GlobeSt.com caught up with Ella Shaw Neyland, president of Steadfast Apartment REIT, to talk about these trends in part one of this exclusive interview. Be sure to come back later this week for part two, where she will talk about value-added multifamily investment strategies.
GlobeSt.com: What are the hottest commercial real estate markets to watch right now?
Neyland: While the 24-hour gateway cities are still attractive to many investors, the emergence of the “18-hour cities” like Austin, Denver, Atlanta and Nashville are the hot markets Steadfast focuses on. These markets are where the majority of job growth is happening and offer residents the benefits of a larger urban area at a significantly lower cost—particularly in housing. Additionally, the more moderate cap-rate compression in these markets provides an opportunity for superior yields.
GlobeSt.com: How can secondary markets and class B assets successfully compete against primary markets?
Neyland: Primary markets, especially the “sexy 6,” are popular because of their downtown, urban lifestyle. However, with this lifestyle comes a cost.

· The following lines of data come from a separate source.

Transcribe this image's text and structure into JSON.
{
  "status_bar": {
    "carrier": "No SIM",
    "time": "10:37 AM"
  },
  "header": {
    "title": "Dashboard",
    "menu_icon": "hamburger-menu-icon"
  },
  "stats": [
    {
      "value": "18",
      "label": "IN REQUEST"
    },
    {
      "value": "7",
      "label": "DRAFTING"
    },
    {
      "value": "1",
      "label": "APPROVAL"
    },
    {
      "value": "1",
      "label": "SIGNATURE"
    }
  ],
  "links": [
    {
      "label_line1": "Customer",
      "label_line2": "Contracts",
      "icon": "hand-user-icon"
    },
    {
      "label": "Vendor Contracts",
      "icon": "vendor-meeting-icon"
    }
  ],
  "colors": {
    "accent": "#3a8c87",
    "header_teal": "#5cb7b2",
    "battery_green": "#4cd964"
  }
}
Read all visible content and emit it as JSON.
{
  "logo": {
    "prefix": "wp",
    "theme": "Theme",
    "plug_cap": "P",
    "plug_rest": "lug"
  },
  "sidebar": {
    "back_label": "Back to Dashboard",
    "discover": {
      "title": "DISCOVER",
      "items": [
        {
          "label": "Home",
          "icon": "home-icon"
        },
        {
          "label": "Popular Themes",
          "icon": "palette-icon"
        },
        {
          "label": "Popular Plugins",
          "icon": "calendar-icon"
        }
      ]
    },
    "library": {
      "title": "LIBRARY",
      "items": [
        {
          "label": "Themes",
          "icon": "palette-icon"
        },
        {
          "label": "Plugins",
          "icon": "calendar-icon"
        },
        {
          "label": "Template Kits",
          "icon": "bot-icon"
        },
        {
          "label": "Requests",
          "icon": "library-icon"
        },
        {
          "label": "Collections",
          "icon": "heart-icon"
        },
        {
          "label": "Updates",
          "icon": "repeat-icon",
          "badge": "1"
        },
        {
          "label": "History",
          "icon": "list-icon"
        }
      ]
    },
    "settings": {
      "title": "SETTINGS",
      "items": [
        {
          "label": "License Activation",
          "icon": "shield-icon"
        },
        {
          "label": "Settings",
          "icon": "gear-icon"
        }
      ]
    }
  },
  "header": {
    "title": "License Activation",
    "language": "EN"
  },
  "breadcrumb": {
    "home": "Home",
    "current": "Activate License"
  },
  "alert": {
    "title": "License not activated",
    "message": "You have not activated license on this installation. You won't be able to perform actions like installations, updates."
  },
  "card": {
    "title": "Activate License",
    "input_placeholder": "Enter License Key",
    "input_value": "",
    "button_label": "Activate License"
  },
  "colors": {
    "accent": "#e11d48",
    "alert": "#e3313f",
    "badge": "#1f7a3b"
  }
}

These apartments tend to be pricy luxury units that cater to high-income renters—outpricing a significant portion of renting households. Steadfast has a strong secondary market presence in the central United States where apartment rents meet the financial needs of the average working American.
Our renters need to make $35,000 per year. That is a three to one ratio of income to rent. It is also the median income of people under the age of 35. Unlike its primary counterparts, these secondary markets are more resilient to economic downturns because of constant demand for affordable, quality apartment homes.